Liberale und linke Parteien sowie revolutionäre Gruppen riefen ihre Anhänger zu dem Massenprotest auf. Geplant waren verschiedene Demonstrationszüge in den Stadtteil Heliopolis, wo sich der Sitz von Präsident Mursi im Ittihadija- Palast befindet.

Der englischsprachige Online- Auftritt der unabhängigen Tageszeitung »Al-Masry al-Youm« war zeitweise schwarz. Dabei erklärten die Medienmacher mit Hinweis auf den Arabischen Frühling: »Sie lesen diese Botschaft, weil Egyptindependent Einspruch gegen die fortdauernde Einschränkung der Pressefreiheit erhebt, insbesondere nachdem Hunderte Menschen ihr Leben für Freiheit und Würde geopfert haben.«

Die Partei der Muslimbruderschaft »Freiheit und Gerechtigkeit « rief die Demonstranten auf, friedlich zu bleiben.
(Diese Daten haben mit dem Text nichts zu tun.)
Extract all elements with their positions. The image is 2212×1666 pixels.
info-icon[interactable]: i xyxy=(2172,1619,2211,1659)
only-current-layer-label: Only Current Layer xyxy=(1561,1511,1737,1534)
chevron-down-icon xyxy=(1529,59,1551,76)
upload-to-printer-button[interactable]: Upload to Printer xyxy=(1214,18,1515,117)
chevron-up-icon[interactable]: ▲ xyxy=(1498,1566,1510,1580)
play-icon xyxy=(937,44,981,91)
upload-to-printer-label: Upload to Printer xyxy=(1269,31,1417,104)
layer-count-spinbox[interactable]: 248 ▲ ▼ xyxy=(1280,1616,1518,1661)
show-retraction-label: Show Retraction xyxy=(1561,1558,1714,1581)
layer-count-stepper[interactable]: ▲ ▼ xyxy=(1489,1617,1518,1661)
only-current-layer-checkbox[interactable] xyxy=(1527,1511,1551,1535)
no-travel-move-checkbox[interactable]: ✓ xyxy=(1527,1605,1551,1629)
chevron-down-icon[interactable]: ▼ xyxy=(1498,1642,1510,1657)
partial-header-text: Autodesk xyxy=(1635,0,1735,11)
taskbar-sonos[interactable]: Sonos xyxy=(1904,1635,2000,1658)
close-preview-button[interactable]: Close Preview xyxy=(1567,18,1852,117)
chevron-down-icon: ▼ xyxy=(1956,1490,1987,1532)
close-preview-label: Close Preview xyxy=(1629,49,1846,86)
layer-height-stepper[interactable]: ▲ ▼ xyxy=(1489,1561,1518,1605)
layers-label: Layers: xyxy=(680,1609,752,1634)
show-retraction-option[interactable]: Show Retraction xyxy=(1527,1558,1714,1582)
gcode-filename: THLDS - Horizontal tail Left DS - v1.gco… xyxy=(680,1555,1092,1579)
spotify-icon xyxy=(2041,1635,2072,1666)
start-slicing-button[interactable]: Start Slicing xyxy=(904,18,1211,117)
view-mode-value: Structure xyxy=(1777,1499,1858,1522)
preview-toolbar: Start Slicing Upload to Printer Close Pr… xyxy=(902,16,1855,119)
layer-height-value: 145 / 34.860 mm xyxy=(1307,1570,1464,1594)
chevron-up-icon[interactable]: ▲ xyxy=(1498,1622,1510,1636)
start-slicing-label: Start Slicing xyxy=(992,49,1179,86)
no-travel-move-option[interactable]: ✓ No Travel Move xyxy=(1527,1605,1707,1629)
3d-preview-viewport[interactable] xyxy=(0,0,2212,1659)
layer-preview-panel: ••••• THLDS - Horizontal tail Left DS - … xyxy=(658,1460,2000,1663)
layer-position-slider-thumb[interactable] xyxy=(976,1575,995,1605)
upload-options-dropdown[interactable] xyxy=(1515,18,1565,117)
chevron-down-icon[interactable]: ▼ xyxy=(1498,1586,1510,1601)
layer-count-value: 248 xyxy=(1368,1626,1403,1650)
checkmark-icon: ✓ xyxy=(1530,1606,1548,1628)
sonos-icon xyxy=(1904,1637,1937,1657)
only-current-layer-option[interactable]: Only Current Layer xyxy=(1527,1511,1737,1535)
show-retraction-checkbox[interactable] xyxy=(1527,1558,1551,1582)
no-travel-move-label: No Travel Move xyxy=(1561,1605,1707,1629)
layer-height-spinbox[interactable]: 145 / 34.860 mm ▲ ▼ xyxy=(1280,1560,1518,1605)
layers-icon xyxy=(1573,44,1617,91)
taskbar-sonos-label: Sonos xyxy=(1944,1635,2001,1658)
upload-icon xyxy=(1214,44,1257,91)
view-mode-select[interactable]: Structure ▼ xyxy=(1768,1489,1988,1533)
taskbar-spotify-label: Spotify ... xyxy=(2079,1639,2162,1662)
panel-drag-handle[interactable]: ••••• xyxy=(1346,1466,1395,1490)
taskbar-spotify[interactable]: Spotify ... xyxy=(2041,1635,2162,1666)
Die Oppositionsführer wie Friedensnobelpreisträger Mohammed al-Baradei und der Politiker Hamdien Sabahi seien dafür verantwortlich, so die Islamisten. Schließlich habe es auch bei den Aktionen der Muslimbruderschaft am Wochenende keine Gewalt gegeben.

Über die neue Verfassung soll am 15. Dezember abgestimmt werden. Durch die darin enthaltene Ausweitung des Einflusses islamischer Gelehrter wächst die Sorge, dass dies ein erster Schritt in Richtung Gottesstaat sein könnte. Der Entwurf wird vor allem von linken und liberalen Kräften, aber auch von der christlichen Minderheit in Ägypten kritisiert. Er wurde in der Vorwoche im Eilverfahren durchgepeitscht von einem Gremium, das von Islamisten dominiert ist. Die Vorlage verleiht der Scharia und den islamischen Rechtsgelehrten ein noch stärkeres Gewicht bei der Gesetzgebung als bisher.

Die jüngste politische Krise hatte zuvor aber schon ein Verfassungsdekret Mursis ausgelöst. Der Präsident hatte damit seine Machtbefugnisse auf Kosten der Justiz stark erweitert.